My basic salve recipe

(sesame, EVOO, almond, or avocado)
6oz oil
3oz of coconut oil
1oz of beeswax

Using a two cup glass measuring cup with small lines between measurements (these are ounces) fill with oil to the 3⁄4 cup line and then spoon in the coconut oil into the measuring cup until the oil level increases by three lines (=3oz). The beeswax is measured in the same manner, adding beeswax to raise the oil level one line. 
The next step can be completed in a few different ways. I like to place the glass measuring cup into a crock pot and then fill the crock pot with water until it matches the oil level. Cover the crock pot and set on low until the  beeswax is melted. This can be also done by placing the glass measuring cup into a baking pan or casserole dish filled with water and placing it in the oven on the lowest setting until the beeswax is melted. You can also pour all of the ingredients into a double boiler to slowly melt the waxes. 
Once the wax is melted you just need to pour it into jars and allow time for cooling and solidifying. I use a wood skewer to stir the mixture every few minutes until it becomes cool to the touch and cloudy. At this point you can add about 40 drops of any essential oils, stir once more, and immediately put the lid on until completely cooled to keep the essential oils from evaporating. If you are making the salve for others, this recipe will yield about five two ounce jars or for personal use I like to re-purpose glass salsa jars. They have wide mouths and hold this amount of salve perfectly.

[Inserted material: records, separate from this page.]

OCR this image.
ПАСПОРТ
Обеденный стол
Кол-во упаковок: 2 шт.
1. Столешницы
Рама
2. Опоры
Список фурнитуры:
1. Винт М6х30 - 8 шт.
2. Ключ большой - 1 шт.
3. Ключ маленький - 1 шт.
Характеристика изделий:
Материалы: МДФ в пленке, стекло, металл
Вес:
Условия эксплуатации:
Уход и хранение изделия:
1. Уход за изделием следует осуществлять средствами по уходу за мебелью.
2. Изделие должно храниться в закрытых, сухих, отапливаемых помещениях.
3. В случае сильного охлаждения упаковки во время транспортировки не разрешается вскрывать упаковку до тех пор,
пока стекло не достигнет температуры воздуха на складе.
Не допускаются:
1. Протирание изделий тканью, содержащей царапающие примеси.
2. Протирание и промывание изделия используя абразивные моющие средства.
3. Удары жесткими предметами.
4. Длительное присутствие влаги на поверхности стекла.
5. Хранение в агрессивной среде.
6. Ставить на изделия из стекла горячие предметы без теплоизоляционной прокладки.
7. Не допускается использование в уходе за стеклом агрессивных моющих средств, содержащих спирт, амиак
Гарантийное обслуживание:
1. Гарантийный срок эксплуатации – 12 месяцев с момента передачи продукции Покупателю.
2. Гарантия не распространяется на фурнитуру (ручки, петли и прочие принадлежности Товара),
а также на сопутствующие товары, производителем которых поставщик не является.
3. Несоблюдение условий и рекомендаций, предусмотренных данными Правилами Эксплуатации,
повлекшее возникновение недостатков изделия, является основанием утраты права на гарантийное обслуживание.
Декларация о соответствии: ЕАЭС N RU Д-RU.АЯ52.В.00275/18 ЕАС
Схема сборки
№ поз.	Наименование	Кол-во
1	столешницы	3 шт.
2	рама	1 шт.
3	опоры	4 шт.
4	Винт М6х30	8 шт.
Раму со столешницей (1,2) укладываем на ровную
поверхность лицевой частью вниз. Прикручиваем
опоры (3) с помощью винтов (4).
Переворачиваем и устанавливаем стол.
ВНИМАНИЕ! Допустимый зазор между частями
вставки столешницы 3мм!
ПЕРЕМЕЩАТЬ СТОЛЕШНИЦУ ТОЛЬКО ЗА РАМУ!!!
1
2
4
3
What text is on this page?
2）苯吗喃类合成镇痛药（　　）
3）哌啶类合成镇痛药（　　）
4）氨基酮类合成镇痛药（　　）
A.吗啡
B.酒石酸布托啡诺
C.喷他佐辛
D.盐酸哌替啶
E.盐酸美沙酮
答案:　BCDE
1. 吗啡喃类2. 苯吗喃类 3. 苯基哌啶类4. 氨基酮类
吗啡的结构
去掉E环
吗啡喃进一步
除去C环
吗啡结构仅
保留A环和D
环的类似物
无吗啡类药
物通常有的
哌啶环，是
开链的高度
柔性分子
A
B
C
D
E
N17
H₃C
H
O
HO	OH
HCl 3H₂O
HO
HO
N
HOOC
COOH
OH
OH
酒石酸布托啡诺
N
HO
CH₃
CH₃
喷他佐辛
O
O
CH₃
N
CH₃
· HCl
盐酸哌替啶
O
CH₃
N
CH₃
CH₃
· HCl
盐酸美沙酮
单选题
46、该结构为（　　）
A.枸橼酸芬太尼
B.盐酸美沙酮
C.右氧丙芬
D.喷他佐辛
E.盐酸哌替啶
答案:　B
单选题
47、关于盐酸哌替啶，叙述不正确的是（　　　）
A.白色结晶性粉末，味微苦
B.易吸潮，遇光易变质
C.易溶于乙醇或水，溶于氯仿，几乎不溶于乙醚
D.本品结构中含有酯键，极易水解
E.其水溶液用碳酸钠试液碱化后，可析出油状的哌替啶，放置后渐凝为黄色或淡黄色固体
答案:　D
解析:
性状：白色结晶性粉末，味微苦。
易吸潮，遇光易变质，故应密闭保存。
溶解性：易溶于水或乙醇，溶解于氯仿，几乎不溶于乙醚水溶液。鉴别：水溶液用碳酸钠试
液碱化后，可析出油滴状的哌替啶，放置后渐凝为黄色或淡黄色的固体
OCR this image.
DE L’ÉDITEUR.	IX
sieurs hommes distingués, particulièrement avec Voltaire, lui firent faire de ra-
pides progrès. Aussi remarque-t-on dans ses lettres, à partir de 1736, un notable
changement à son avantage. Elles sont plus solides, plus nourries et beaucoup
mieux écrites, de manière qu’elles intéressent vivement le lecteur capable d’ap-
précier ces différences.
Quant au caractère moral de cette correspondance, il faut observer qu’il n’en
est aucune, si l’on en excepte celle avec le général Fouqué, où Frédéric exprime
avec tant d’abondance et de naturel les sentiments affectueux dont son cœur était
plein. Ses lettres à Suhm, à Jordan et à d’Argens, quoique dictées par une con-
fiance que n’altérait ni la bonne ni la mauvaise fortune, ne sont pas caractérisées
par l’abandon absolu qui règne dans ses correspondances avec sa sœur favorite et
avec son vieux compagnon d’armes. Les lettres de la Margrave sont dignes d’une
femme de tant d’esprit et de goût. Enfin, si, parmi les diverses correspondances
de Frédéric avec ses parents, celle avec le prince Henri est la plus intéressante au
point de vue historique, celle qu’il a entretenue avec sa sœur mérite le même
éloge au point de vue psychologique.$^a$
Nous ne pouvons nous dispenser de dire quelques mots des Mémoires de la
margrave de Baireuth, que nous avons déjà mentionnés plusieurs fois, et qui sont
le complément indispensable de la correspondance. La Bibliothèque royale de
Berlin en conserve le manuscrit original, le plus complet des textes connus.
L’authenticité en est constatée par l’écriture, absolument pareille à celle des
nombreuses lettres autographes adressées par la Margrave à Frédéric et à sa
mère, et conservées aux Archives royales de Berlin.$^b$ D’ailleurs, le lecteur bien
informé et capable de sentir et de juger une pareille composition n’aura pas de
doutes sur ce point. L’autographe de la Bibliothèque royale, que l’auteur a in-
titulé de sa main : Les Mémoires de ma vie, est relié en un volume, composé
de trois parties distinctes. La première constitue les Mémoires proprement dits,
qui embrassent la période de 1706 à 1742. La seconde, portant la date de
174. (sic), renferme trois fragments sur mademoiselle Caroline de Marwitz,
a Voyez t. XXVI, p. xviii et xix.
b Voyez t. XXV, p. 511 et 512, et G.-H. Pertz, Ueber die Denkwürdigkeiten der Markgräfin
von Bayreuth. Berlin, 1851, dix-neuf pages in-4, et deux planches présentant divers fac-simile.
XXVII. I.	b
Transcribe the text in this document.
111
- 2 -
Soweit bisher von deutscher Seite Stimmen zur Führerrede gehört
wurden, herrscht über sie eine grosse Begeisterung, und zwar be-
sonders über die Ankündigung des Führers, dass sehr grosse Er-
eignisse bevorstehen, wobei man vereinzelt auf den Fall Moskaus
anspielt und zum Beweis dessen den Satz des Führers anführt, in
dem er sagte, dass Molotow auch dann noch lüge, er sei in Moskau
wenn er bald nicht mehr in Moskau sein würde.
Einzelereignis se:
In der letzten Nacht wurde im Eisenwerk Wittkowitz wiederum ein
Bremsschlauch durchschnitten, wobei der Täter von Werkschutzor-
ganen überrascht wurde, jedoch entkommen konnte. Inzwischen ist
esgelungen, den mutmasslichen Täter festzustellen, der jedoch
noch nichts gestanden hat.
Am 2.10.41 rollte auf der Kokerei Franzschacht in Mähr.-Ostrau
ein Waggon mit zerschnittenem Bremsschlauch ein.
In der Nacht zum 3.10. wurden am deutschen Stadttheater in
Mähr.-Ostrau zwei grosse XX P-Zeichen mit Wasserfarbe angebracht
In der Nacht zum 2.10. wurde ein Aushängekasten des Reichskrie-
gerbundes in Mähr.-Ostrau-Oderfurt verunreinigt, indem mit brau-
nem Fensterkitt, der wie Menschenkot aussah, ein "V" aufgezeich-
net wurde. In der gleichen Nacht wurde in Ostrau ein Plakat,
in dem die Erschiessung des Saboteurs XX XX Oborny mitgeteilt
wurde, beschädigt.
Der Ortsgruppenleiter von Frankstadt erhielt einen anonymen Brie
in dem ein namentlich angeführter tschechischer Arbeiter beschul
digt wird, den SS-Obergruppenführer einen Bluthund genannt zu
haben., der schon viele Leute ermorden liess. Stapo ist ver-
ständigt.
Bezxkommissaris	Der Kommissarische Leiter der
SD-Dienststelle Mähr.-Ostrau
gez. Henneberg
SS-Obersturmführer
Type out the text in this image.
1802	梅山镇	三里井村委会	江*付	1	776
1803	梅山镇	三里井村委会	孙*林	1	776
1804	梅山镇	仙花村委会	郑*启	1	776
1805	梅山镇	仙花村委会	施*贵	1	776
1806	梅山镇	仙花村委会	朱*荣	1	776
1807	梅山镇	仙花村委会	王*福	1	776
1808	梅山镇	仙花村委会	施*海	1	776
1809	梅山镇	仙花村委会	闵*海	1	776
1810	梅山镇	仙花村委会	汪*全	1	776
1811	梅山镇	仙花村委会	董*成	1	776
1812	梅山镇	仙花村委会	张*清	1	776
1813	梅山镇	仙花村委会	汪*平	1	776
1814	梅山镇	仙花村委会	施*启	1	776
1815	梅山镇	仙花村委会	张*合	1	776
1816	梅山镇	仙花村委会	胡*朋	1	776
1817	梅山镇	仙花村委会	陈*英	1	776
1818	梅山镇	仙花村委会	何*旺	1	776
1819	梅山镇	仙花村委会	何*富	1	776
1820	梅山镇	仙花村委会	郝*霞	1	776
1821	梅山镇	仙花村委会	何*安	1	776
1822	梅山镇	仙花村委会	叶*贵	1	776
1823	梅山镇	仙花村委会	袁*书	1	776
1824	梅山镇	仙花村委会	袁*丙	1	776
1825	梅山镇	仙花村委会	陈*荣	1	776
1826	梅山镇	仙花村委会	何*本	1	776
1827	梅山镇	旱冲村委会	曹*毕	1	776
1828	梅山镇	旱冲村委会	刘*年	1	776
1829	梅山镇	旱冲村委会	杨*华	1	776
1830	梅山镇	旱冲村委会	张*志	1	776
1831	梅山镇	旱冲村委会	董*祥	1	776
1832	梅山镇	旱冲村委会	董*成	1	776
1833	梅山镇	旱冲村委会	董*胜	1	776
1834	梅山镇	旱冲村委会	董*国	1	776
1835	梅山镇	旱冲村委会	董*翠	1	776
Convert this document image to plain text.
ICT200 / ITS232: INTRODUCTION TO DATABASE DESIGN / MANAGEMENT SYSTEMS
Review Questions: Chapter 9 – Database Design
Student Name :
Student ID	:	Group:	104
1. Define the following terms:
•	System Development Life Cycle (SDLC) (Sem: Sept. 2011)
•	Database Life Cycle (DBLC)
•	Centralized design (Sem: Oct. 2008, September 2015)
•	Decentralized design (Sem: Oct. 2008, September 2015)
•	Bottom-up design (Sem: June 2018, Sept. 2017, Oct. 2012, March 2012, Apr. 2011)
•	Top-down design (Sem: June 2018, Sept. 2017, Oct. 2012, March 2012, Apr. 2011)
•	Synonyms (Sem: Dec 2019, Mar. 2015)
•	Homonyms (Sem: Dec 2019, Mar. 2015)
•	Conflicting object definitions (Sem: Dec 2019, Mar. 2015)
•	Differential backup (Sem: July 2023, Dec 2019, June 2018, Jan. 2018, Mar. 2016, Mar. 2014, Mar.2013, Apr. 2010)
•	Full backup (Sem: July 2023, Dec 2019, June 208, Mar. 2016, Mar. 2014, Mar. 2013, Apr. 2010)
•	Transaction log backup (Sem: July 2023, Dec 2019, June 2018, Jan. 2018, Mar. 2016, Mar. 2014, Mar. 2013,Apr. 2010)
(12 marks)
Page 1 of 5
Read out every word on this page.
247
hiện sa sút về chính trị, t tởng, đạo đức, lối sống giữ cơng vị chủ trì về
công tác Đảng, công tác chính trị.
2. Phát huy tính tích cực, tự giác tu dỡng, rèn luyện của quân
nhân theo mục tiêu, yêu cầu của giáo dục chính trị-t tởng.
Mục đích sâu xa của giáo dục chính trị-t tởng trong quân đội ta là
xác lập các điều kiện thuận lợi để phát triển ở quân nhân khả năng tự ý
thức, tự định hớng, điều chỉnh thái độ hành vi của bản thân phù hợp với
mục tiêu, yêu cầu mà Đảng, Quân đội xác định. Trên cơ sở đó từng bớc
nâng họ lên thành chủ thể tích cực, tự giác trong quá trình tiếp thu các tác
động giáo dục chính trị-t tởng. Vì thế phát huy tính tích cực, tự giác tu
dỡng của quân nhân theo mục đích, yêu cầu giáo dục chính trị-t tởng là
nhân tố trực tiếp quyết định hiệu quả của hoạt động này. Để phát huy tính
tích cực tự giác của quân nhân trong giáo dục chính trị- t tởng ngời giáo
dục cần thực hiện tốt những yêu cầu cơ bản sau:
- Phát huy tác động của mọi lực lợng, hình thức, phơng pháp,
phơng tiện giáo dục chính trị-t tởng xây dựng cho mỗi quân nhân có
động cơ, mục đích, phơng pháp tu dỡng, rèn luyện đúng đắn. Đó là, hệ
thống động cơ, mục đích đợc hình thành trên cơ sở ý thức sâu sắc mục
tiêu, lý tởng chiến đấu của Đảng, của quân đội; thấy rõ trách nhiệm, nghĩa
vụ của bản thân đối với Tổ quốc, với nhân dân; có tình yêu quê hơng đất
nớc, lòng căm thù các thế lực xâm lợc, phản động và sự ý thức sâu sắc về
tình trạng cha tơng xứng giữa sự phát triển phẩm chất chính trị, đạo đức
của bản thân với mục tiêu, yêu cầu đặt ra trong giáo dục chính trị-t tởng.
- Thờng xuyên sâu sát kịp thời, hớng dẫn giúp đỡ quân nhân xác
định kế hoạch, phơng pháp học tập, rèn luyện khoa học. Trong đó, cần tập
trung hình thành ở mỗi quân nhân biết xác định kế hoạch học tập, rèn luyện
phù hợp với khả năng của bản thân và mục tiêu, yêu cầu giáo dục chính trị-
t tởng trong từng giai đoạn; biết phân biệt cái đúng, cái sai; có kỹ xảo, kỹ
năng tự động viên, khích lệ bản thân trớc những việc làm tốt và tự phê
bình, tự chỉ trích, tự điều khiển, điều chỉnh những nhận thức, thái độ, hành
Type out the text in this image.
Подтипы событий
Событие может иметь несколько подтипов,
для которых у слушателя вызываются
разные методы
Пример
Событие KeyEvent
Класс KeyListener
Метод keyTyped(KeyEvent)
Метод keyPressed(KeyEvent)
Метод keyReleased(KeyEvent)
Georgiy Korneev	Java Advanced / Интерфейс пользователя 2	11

Comfrey and Calendula Salve

*use salve recipe replacing the 6 oz of oil with 3 oz of comfrey infused oil and 3 oz of calendula infused oil.

Syrup Recipe

1 quart of water
3⁄4c of dried herbs
1⁄4 lemon or orange juice (depending on what you are making the syrup for)
1T of cinnamon
1 c of honey

Bring the water to a boil and place herbs in a separate pot. When the water comes to a boil pour it over the herbs and simmer them until the volume is reduced by half. Strain the herbs out of the water with a fine mesh strainer and cheesecloth, giving the cheesecloth a quick squeeze to get every drop. While the liquid is still warm add the honey and juice and stir well and store in an airtight glass jar with a lid for up to two months. Suggested dosing is one teaspoon for children and one tablespoon for adults taken as needed until you symptoms subside.